M. Bégin: Bien, c'est intéressant, la question que vous soulevez, parce que vous faites le parallélisme avec le président ou la présidente de l'Office des professions qui n'a pas d'appel au-dessus de lui ou de l'organisme – à moins que je ne me trompe, mais je ne crois pas – en aucune circonstance. Et là, tout à coup, du côté de l'Inspecteur général, vous voulez qu'il y ait cette mécanique-là. Le parallélisme dont on parlait tantôt serait rompu, là...

Mme Beaudoin (Anne-Marie): Oui.

M. Bégin: ...en faveur d'une nouvelle disposition qui ne reposerait pas sur un besoin exprimé de manière concrète.

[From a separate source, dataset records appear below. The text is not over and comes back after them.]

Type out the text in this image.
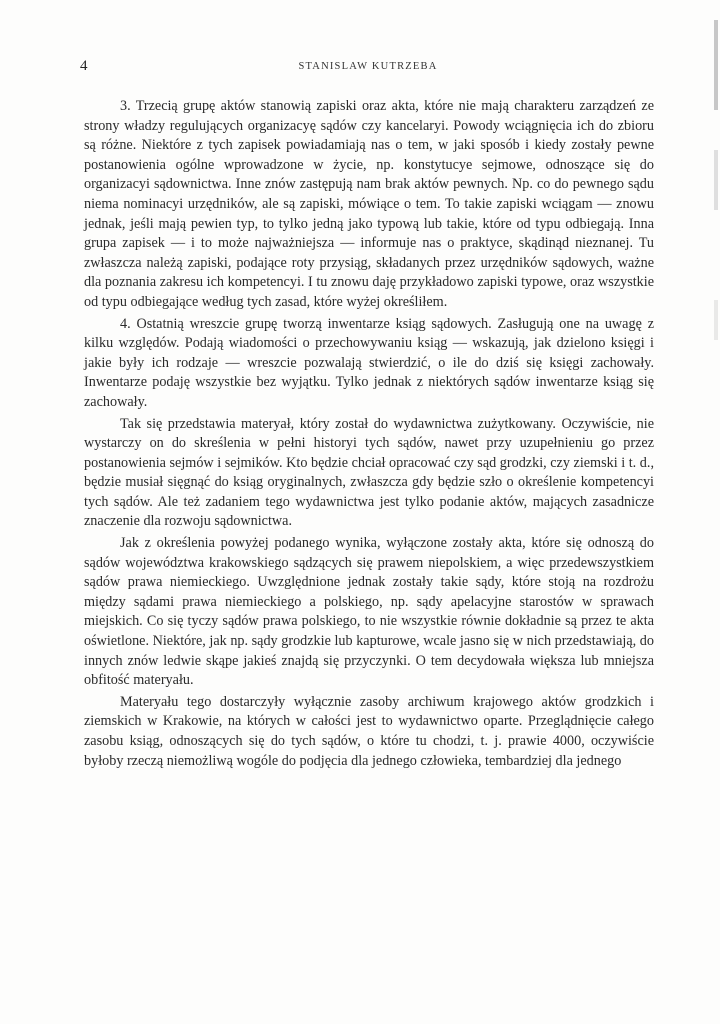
4	STANISLAW KUTRZEBA

3. Trzecią grupę aktów stanowią zapiski oraz akta, które nie mają charakteru zarządzeń ze strony władzy regulujących organizacyę sądów czy kancelaryi. Powody wciągnięcia ich do zbioru są różne. Niektóre z tych zapisek powiadamiają nas o tem, w jaki sposób i kiedy zostały pewne postanowienia ogólne wprowadzone w życie, np. konstytucye sejmowe, odnoszące się do organizacyi sądownictwa. Inne znów zastępują nam brak aktów pewnych. Np. co do pewnego sądu niema nominacyi urzędników, ale są zapiski, mówiące o tem. To takie zapiski wciągam — znowu jednak, jeśli mają pewien typ, to tylko jedną jako typową lub takie, które od typu odbiegają. Inna grupa zapisek — i to może najważniejsza — informuje nas o praktyce, skądinąd nieznanej. Tu zwłaszcza należą zapiski, podające roty przysiąg, składanych przez urzędników sądowych, ważne dla poznania zakresu ich kompetencyi. I tu znowu daję przykładowo zapiski typowe, oraz wszystkie od typu odbiegające według tych zasad, które wyżej określiłem.

4. Ostatnią wreszcie grupę tworzą inwentarze ksiąg sądowych. Zasługują one na uwagę z kilku względów. Podają wiadomości o przechowywaniu ksiąg — wskazują, jak dzielono księgi i jakie były ich rodzaje — wreszcie pozwalają stwierdzić, o ile do dziś się księgi zachowały. Inwentarze podaję wszystkie bez wyjątku. Tylko jednak z niektórych sądów inwentarze ksiąg się zachowały.

Tak się przedstawia materyał, który został do wydawnictwa zużytkowany. Oczywiście, nie wystarczy on do skreślenia w pełni historyi tych sądów, nawet przy uzupełnieniu go przez postanowienia sejmów i sejmików. Kto będzie chciał opracować czy sąd grodzki, czy ziemski i t. d., będzie musiał sięgnąć do ksiąg oryginalnych, zwłaszcza gdy będzie szło o określenie kompetencyi tych sądów. Ale też zadaniem tego wydawnictwa jest tylko podanie aktów, mających zasadnicze znaczenie dla rozwoju sądownictwa.

Jak z określenia powyżej podanego wynika, wyłączone zostały akta, które się odnoszą do sądów województwa krakowskiego sądzących się prawem niepolskiem, a więc przedewszystkiem sądów prawa niemieckiego. Uwzględnione jednak zostały takie sądy, które stoją na rozdrożu między sądami prawa niemieckiego a polskiego, np. sądy apelacyjne starostów w sprawach miejskich. Co się tyczy sądów prawa polskiego, to nie wszystkie równie dokładnie są przez te akta oświetlone. Niektóre, jak np. sądy grodzkie lub kapturowe, wcale jasno się w nich przedstawiają, do innych znów ledwie skąpe jakieś znajdą się przyczynki. O tem decydowała większa lub mniejsza obfitość materyału.

Materyału tego dostarczyły wyłącznie zasoby archiwum krajowego aktów grodzkich i ziemskich w Krakowie, na których w całości jest to wydawnictwo oparte. Przeglądnięcie całego zasobu ksiąg, odnoszących się do tych sądów, o które tu chodzi, t. j. prawie 4000, oczywiście byłoby rzeczą niemożliwą wogóle do podjęcia dla jednego człowieka, tembardziej dla jednego
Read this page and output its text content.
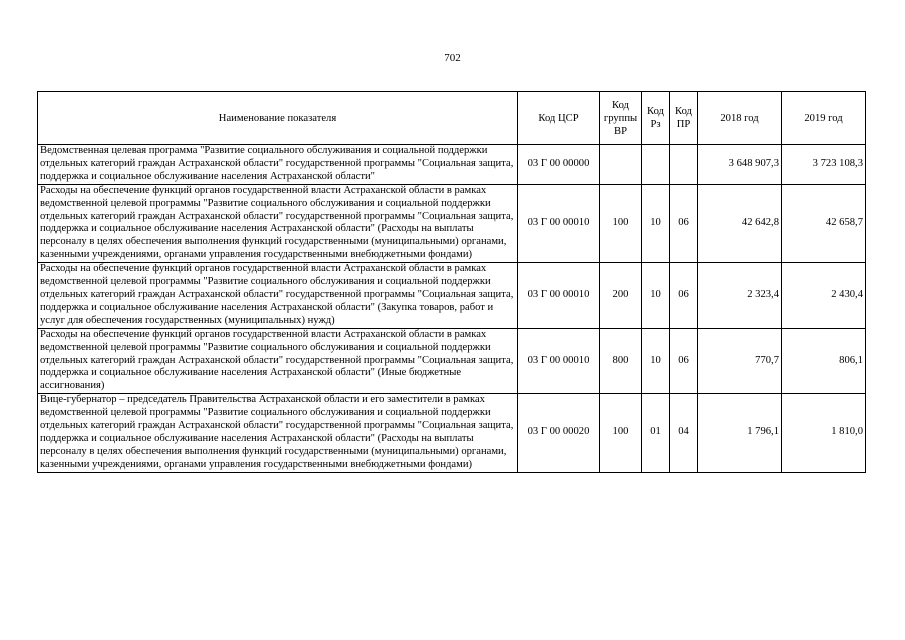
702
Наименование показателя	Код ЦСР	Код группы ВР	Код Рз	Код ПР	2018 год	2019 год
Ведомственная целевая программа "Развитие социального обслуживания и социальной поддержки отдельных категорий граждан Астраханской области" государственной программы "Социальная защита, поддержка и социальное обслуживание населения Астраханской области"	03 Г 00 00000				3 648 907,3	3 723 108,3
Расходы на обеспечение функций органов государственной власти Астраханской области в рамках ведомственной целевой программы "Развитие социального обслуживания и социальной поддержки отдельных категорий граждан Астраханской области" государственной программы "Социальная защита, поддержка и социальное обслуживание населения Астраханской области" (Расходы на выплаты персоналу в целях обеспечения выполнения функций государственными (муниципальными) органами, казенными учреждениями, органами управления государственными внебюджетными фондами)	03 Г 00 00010	100	10	06	42 642,8	42 658,7
Расходы на обеспечение функций органов государственной власти Астраханской области в рамках ведомственной целевой программы "Развитие социального обслуживания и социальной поддержки отдельных категорий граждан Астраханской области" государственной программы "Социальная защита, поддержка и социальное обслуживание населения Астраханской области" (Закупка товаров, работ и услуг для обеспечения государственных (муниципальных) нужд)	03 Г 00 00010	200	10	06	2 323,4	2 430,4
Расходы на обеспечение функций органов государственной власти Астраханской области в рамках ведомственной целевой программы "Развитие социального обслуживания и социальной поддержки отдельных категорий граждан Астраханской области" государственной программы "Социальная защита, поддержка и социальное обслуживание населения Астраханской области" (Иные бюджетные ассигнования)	03 Г 00 00010	800	10	06	770,7	806,1
Вице-губернатор – председатель Правительства Астраханской области и его заместители в рамках ведомственной целевой программы "Развитие социального обслуживания и социальной поддержки отдельных категорий граждан Астраханской области" государственной программы "Социальная защита, поддержка и социальное обслуживание населения Астраханской области" (Расходы на выплаты персоналу в целях обеспечения выполнения функций государственными (муниципальными) органами, казенными учреждениями, органами управления государственными внебюджетными фондами)	03 Г 00 00020	100	01	04	1 796,1	1 810,0
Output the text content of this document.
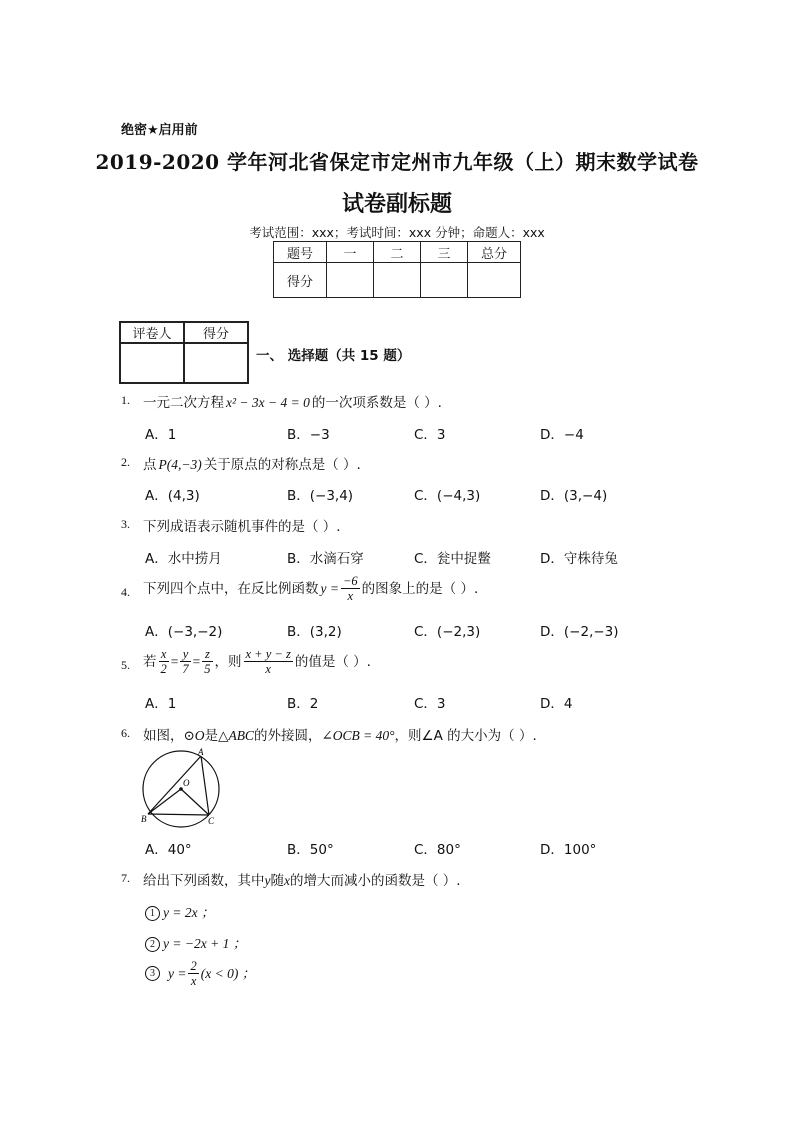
绝密★启用前
2019-2020 学年河北省保定市定州市九年级（上）期末数学试卷
试卷副标题
考试范围：xxx；考试时间：xxx 分钟；命题人：xxx
题号	一	二	三	总分
得分				
评卷人	得分

一、 选择题（共 15 题）
1. 一元二次方程 x² − 3x − 4 = 0 的一次项系数是（ ）.
A．1	B．−3	C．3	D．−4
2. 点 P(4,−3) 关于原点的对称点是（ ）.
A．(4,3)	B．(−3,4)	C．(−4,3)	D．(3,−4)
3. 下列成语表示随机事件的是（ ）.
A．水中捞月	B．水滴石穿	C．瓮中捉鳖	D．守株待兔
4. 下列四个点中，在反比例函数 $y = \frac{-6}{x}$ 的图象上的是（ ）.
A．(−3,−2)	B．(3,2)	C．(−2,3)	D．(−2,−3)
5. 若 $\frac{x}{2} = \frac{y}{7} = \frac{z}{5}$ ，则 $\frac{x + y - z}{x}$ 的值是（ ）.
A．1	B．2	C．3	D．4
6. 如图，⊙O是△ABC的外接圆，∠OCB = 40°，则∠A 的大小为（ ）.
A
B	C
O
A．40°	B．50°	C．80°	D．100°
7. 给出下列函数，其中y随x的增大而减小的函数是（ ）.
1 y = 2x ；
2 y = −2x + 1 ；
3 $y = \frac{2}{x} (x < 0)$ ；
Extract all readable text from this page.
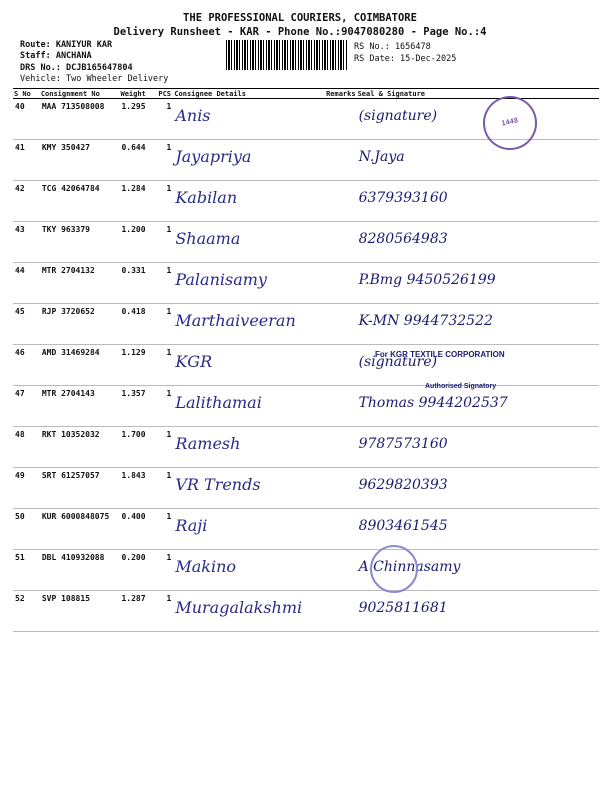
THE PROFESSIONAL COURIERS, COIMBATORE
Delivery Runsheet - KAR - Phone No.:9047080280 - Page No.:4
Route: KANIYUR KAR
Staff: ANCHANA
DRS No.: DCJB165647804
Vehicle: Two Wheeler Delivery
RS No.: 1656478
RS Date: 15-Dec-2025
S No	Consignment No	Weight	PCS	Consignee Details	Remarks	Seal & Signature
40	MAA 713508008	1.295	1	Anis		(signature)

41	KMY 350427	0.644	1	Jayapriya		N.Jaya

42	TCG 42064784	1.284	1	Kabilan		6379393160

43	TKY 963379	1.200	1	Shaama		8280564983

44	MTR 2704132	0.331	1	Palanisamy		P.Bmg 9450526199

45	RJP 3720652	0.418	1	Marthaiveeran		K-MN 9944732522

46	AMD 31469284	1.129	1	KGR		(signature)

47	MTR 2704143	1.357	1	Lalithamai		Thomas 9944202537

48	RKT 10352032	1.700	1	Ramesh		9787573160

49	SRT 61257057	1.843	1	VR Trends		9629820393

50	KUR 6000848075	0.400	1	Raji		8903461545

51	DBL 410932088	0.200	1	Makino		A.Chinnasamy

52	SVP 108815	1.287	1	Muragalakshmi		9025811681
1448
For KGR TEXTILE CORPORATION
Authorised Signatory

Mme Beaudoin (Anne-Marie): La différence, je la situerais au niveau du fait que l'Office des professions, son président lui-même ne peut pas, je pense, rendre d'ordonnance comme telle. Il doit se référer au ministre pour le faire et il conseille le ministre en ce sens, tandis que l'Inspecteur général est lui-même investi de ce pouvoir-là. Et, dans la mesure où on ne peut pas réviser sa propre décision et dans la mesure où la loi d'application mentionne que désormais il n'y a plus ce processus d'échange, de similiaudition que la Loi sur les intermédiaires de marché prévoyait, bien, on dit: Si, maintenant, c'est juste un échange de correspondance, on aimerait avoir...

M. Bégin: Est-ce que le texte va aussi loin que ça, exclut les rencontres?

Mme Beaudoin (Anne-Marie): Oui. Bien, enfin, on parle d'échange de correspondance plutôt que de rencontres. Je peux vérifier...

M. Bégin: J'apprécierais, parce que ma compréhension était que c'était encore possible de fonctionner de la même façon qu'antérieurement.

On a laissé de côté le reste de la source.